The International Equestrian Federation (FEI) is to establish a set of specifications for the production of outdoor and indoor footing, following the high injury rate among show jumpers at the Athens Olympics.

Three horses were injured in the ring and a number of others suffered soft tissue injuries after the show jumping competition.

As a result, the FEI formed an independent review body to investigate the causes for the injuries. The committee has just returned its report to the FEI executive board, and has published a list of recommendations to protect the welfare of horses at major championships in future.

“The injuries at and following the Games were considered to be far in excess of the number that could have been injured at an event of this calibre under normal circumstances,” said the chairman of the review committee, Edouard de Rothschild, in his report.

The committee found that a number of factors — including poor watering of the arena, the types of studs and boots used on the horses and increased stress placed on the horses due to highly demanding, technical courses — combined to cause the injuries.

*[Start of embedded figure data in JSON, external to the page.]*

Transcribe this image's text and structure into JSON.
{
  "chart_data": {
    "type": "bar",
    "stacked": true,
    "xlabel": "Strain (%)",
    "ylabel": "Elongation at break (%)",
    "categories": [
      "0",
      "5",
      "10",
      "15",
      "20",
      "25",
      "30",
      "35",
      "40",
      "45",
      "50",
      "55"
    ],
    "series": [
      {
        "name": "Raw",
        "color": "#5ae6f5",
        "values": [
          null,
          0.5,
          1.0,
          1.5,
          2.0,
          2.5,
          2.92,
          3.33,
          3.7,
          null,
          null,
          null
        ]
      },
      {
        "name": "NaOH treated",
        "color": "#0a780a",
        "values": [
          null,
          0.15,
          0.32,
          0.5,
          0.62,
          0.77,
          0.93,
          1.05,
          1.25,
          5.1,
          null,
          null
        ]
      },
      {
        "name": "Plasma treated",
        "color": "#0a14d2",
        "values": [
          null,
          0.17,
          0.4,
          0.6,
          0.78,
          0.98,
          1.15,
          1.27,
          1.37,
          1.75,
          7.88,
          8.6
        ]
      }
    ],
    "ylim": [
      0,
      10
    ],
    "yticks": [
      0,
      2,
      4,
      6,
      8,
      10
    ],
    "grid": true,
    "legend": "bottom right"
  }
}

The recommendations have now passed to the FEI’s veterinary and jumping committees for their consideration. They include the introduction of technical and footing experts and stricter rules on footing; more authority for the veterinary commission to examine horses before, during and after an event — including the use of scanning and ultrasound; the keeping of accurate medical records for horses, and a review of the number and size of obstacles and the need for jump-offs.

“The whole idea [for the veterinary recommendations] is prevention — not to create more work and effort. We’re recommending having the option to scan — though we wouldn’t use ultrasound to evaluate every horse,” says Jack Snyder, a member of the review committee and an Olympic treating vet since 1988. “If a bump shows up on a horse’s leg, it would be useful to spot a problem before a catastrophic event.”

The FEI jumping committee is to hold a seminar for footing experts, at which specifications for footing at major championships will be drawn up. The federation will also put together a list of footing experts for use by event organisers.